Durante as refeições, encontro outros artistas locais e de fora da região. O clima é de festejo, de compartilhar experiências e criar laços. É um clima que eu queria ver em Cuiabá. Quente igual, Cariri e Cuiabá tomam forma de um sonho. Com a cabeça derretida pelo sol quente, tropeço em poetas, repentistas, mamulengueiros, cordelistas, performers, músicos.
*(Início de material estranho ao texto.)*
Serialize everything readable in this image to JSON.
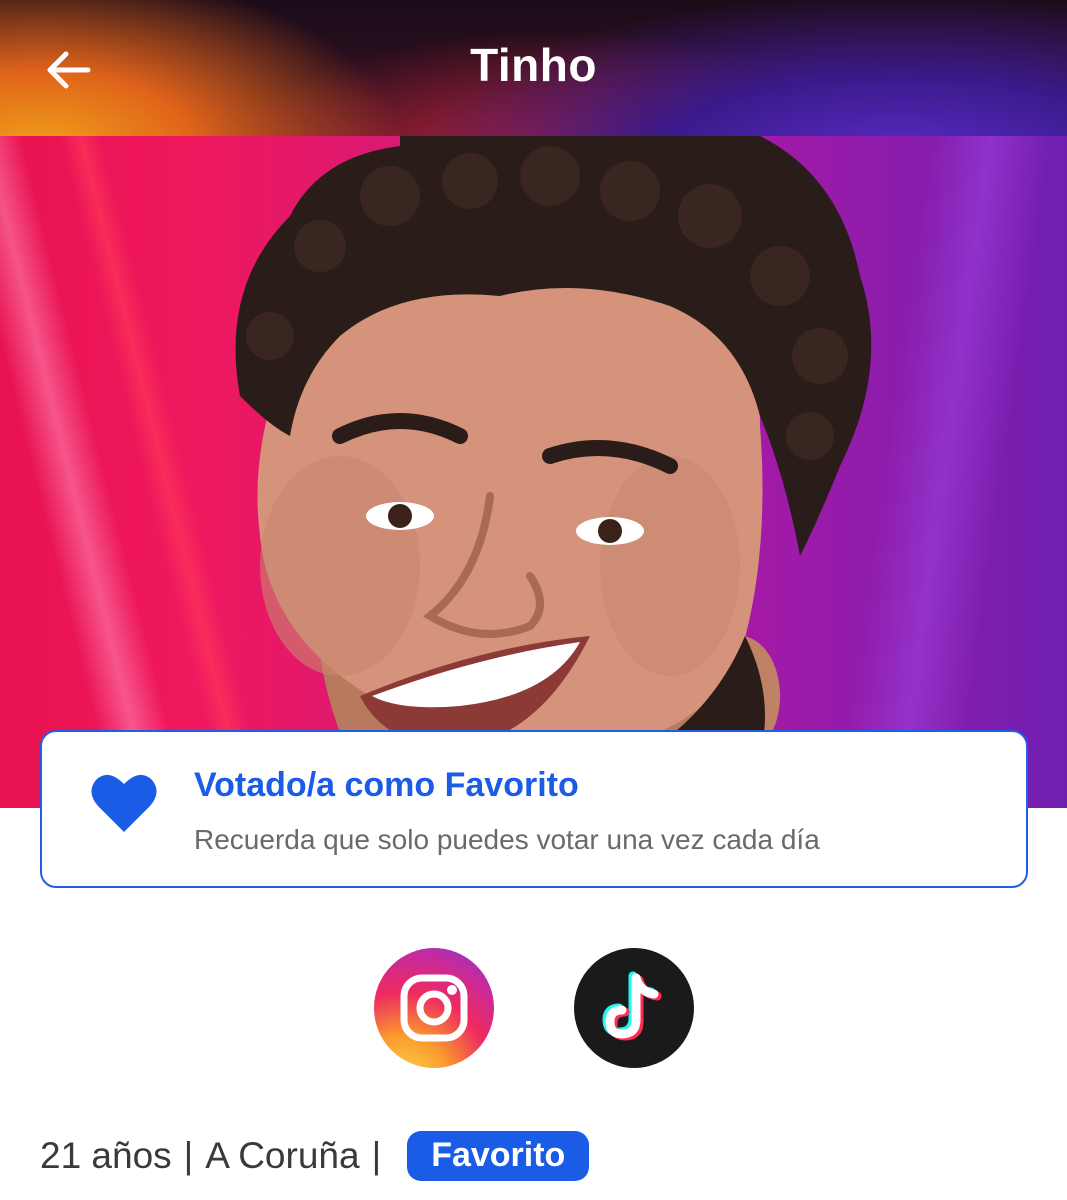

Lindo demais um lugar com tanta gente que se dedica à arte: donas de casa viram poetisas e dançarinas de côco que afirmam com sotaque pesado que sua função é não deixar a cultura morrer. A galera mais jovem me pergunta cadê meu sotaque, dizem que eu tenho que carregar ele comigo e que se eles forem a Cuiabá levam junto.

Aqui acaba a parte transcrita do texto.